The car's a '67, but the previous owner swapped in the engine and transmission from a 142E. I always get them mixed up, but it's the one with the shifter mounting point alllllll the way back.

Can't you rent a engine cherry picker?

Actually, since I forsee having the engine out a few times in the future, I straight-up just bought one. Going to my local Princess Auto to pick it up tomorrow.

Trouble is - I don't have a truck. Time to see if I can fit a 210 lb package in the back of my Jetta.
 
The car's a '67, but the previous owner swapped in the engine and transmission from a 142E. I always get them mixed up, but it's the one with the shifter mounting point alllllll the way back.
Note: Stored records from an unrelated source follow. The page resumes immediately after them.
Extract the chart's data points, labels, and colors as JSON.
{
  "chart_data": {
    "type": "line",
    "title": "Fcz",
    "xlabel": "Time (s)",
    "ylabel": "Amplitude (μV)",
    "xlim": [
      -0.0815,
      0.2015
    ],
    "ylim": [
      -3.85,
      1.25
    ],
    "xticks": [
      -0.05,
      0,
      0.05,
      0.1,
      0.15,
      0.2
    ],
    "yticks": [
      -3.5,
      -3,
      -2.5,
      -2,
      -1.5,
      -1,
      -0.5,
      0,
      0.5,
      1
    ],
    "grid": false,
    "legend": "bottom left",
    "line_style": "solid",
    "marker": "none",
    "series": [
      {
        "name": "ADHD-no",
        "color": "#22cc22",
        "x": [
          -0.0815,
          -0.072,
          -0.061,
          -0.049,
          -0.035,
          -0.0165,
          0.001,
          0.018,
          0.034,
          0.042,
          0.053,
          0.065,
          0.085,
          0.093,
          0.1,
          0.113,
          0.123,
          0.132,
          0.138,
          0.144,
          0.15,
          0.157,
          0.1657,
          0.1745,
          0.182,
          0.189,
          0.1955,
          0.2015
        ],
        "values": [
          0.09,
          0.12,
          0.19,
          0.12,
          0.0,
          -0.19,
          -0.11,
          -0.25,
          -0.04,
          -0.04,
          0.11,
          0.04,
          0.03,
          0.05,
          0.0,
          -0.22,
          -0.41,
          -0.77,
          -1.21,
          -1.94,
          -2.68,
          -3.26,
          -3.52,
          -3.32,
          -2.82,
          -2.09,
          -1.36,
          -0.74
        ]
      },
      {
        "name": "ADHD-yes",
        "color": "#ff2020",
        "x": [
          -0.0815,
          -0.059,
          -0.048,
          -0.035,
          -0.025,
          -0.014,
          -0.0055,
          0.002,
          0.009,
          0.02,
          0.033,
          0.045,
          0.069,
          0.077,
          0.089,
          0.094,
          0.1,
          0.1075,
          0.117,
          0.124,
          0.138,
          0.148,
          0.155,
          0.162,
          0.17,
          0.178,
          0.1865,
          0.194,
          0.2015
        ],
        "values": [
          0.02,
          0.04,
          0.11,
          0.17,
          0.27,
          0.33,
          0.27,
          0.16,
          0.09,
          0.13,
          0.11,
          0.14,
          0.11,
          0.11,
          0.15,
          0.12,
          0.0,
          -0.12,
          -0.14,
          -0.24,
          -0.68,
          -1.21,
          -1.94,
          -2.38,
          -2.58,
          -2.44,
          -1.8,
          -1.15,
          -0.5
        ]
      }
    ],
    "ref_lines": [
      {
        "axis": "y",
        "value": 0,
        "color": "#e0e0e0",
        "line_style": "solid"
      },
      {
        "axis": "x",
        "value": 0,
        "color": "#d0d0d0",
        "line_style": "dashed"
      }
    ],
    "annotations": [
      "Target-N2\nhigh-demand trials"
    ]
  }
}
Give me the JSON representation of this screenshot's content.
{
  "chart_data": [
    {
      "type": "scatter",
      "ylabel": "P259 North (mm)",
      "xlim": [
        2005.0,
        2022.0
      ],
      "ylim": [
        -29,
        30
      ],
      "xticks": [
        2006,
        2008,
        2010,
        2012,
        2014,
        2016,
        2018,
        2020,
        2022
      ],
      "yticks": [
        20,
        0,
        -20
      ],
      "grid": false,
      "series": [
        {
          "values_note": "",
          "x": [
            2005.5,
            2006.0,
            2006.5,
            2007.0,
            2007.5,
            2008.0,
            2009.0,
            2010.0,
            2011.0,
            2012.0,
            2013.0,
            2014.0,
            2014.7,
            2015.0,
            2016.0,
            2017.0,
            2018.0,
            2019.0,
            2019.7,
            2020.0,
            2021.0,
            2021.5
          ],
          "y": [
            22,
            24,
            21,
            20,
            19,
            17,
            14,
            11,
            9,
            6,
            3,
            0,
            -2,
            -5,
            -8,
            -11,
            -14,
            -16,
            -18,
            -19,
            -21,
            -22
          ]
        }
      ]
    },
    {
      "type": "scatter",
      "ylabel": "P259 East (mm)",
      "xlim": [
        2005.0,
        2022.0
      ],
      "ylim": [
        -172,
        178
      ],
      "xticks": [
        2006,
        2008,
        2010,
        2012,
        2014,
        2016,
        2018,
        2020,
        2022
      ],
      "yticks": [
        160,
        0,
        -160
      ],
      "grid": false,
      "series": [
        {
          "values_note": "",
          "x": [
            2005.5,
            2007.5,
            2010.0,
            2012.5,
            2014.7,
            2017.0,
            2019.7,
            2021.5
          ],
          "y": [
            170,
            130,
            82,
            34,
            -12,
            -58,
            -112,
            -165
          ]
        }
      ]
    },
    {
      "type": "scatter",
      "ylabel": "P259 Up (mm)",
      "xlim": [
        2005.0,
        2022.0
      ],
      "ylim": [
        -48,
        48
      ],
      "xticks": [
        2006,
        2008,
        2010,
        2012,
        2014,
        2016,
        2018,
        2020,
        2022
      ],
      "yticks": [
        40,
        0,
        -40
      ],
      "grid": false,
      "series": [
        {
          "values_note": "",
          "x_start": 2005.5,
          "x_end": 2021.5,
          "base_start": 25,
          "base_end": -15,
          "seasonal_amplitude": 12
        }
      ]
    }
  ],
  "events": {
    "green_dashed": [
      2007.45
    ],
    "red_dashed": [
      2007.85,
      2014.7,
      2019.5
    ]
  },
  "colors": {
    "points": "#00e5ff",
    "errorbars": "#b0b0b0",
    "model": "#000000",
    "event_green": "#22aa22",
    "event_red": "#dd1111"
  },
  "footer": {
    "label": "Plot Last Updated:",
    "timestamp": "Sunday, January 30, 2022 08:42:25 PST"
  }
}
Not a function of the model. Its a function of the year. The 1971 and '72 140 E (or GL) models had the mile long shifter mounted directly on the top of the box. In 1973 all the 140 models received an interior make over which included a short shifter mounted on a rear extension. However, I believe the rear mount shifter mechanism can be fitted to the earlier box so you could have a hybrid.
 
I know nothing about Canadian towing regulations, but I doubt the RCMP would consider this a trailer.

8683005.jpg


Still, it may be fun to find out.

Not to worry! With those tiny little wheels and low rider ground clearance it would never make it past the exit ramp of the parking lot at my local Princess Auto.
 
Did you get a load leveler? 20 or 30 bucks more, but it makes it soooooo much easier. Almost like cheating.